Ein in Schleswig-Holstein einmaliges Erlebnis bietet das Dorf- und Schulmuseum nach der durchweg positiven Resonanz wieder ab dem 15. Oktober: Mitten im Museum kann übernachtet werden. Die Gäste dürfen sich ab 18 Uhr ganz exklusiv in den Räumen bewegen und so auf eine ganz persönliche Zeitreise gehen.

„Durch Zufall bin ich auf die Möglichkeit der Erlebnisübernachtung gestoßen, und war sofort begeistert“, berichtet Marc Dobkowitz, Vorsitzender des Fördervereins. „Hier kann man eine Zeitreise in die dörfliche Idylle unternehmen“, war auch Karen Löhnert, Gründerin von Sleeperoo, nach ersten Kontakten begeistert von der Atmosphäre in der alten Dorfschule. Ihr Unternehmen stellt unter dem Motto „Die Nacht, der Ort und Du“ in ganz Deutschland den „sleep cube“ an ungewöhnlichen Orten auf, und zählte damit zu den fünf Nominierten des Deutschen Tourismuspreises 2018. In Schönwalde steht der Cube nun nach nur sechs Wochen Vorbereitung im Foyer des Museums mit direktem Blick in das historische Klassenzimmer. Er wurde speziell für außergewöhnliche Erlebnisübernachtungen konzipiert. In ihm befindet sich eine komfortable Matratze mit einer Liegefläche von 160x200 Zentimetern und Deckbett aus Schafschurwolle. Drei unterschiedlich feste Kopfkissen versprechen einen entspannten Schlaf, nachdem die Gäste das Museum für sich entdeckt haben.

„Die Gäste dürfen sich die ganze Nacht frei im Museum bewegen und erhalten auch einen Schlüssel“, erklärt Dobkowitz. Das ist nötig, denn außer der Toilette gibt es keinen weiteren Service wie in einem Hotel. Für das Abendessen muss ein Restaurant aufgesucht werden. Den kleinen Hunger und Durst stillt eine Chillbox. Diese ist - anders als im Hotel - im Preis enthalten. Wer mag, darf auch seinen Picknickkorb mitbringen. „Wer möchte, kann bei uns sein Frühstück auf dem Plüschsofa der guten Stube einnehmen und dazu auch einen Sekt trinken“, wirbt der Vorsitzende für den besonderen Reiz des Ortes. Ein Kühlschrank ist noch vom Betrieb des Museums-Cafés vorhanden. Dobkowitz: „Mit dem Café wurden wir schon einmal für das Vertrauen in unsere Besucher belohnt. Alle sind mit dem nötigen Respekt mit den Exponaten umgegangen, während sie zwischen oder auf ihnen saßen.“ Zwar gäbe es auch Bedenken, jemanden völlig alleine ins Museum zu lassen, aber man wolle es wagen.

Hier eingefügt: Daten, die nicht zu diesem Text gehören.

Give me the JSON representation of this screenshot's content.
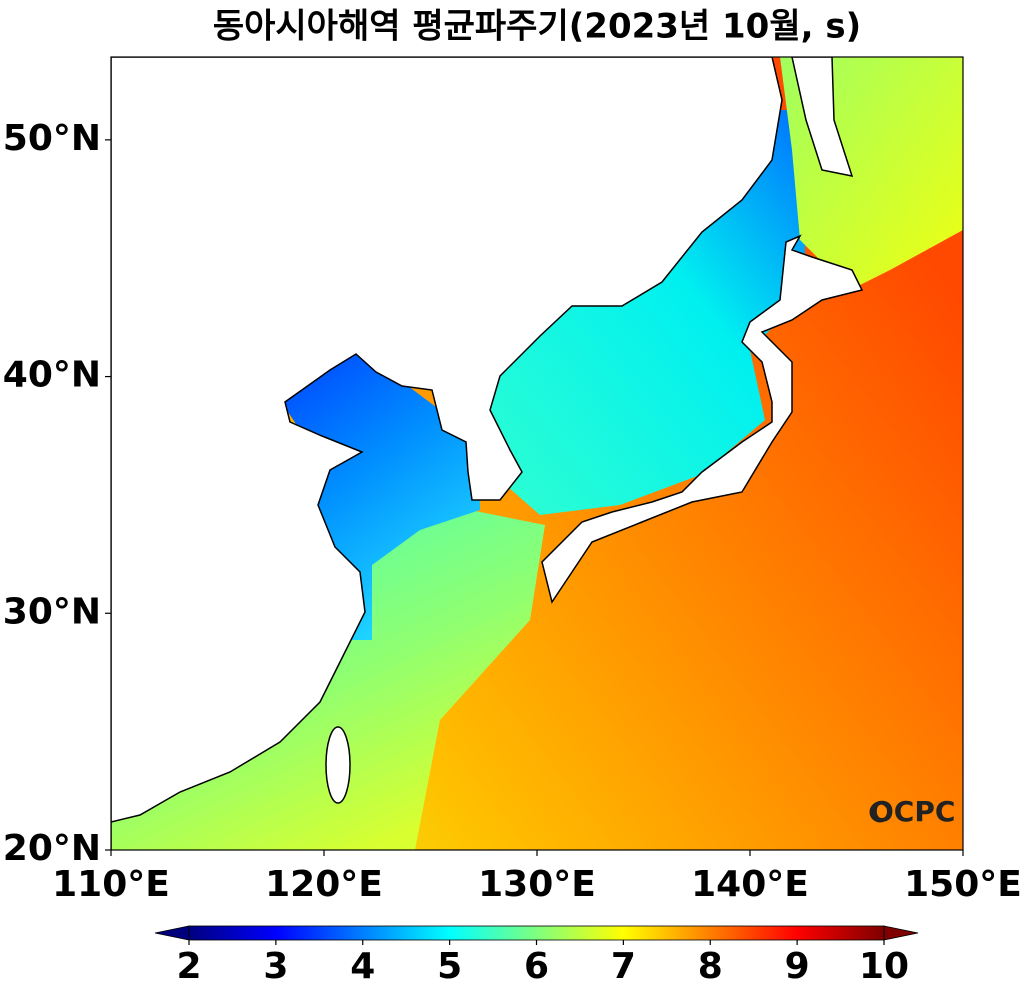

„Wir werden sehen, was wir an Feedback bekommen und für was sich die Übernachtungsgäste interessieren“, ist der Vereinschef gespannt. Die Möglichkeiten sind vielfältig. In der alten Schulklasse kann mit Hilfe einer Fibel die Sütterlin-Schrift erlernt werden. Aber auch die große Küche oder die umfangreiche Sammlung an Mausefallen dürfte das Interesse wecken. In der langen Nacht ist auch Zeit, sich einmal genauer mit dem Modell der Schmiede, in der alles auch funktionsfähig ist, oder den Zimmern des Puppenhauses zu beschäftigen.

Die Übernachtungs-Saison geht vom 15. Oktober 2019 bis zum 14. April 2020. Gebucht werden kann die Übernachtung schon jetzt für zwei Personen ab 120 Euro über die Homepage des Dorf- und Schulmuseums (www.dorfmuseum-schoenwalde.de) oder auf dem Portal von sleeperoo.de.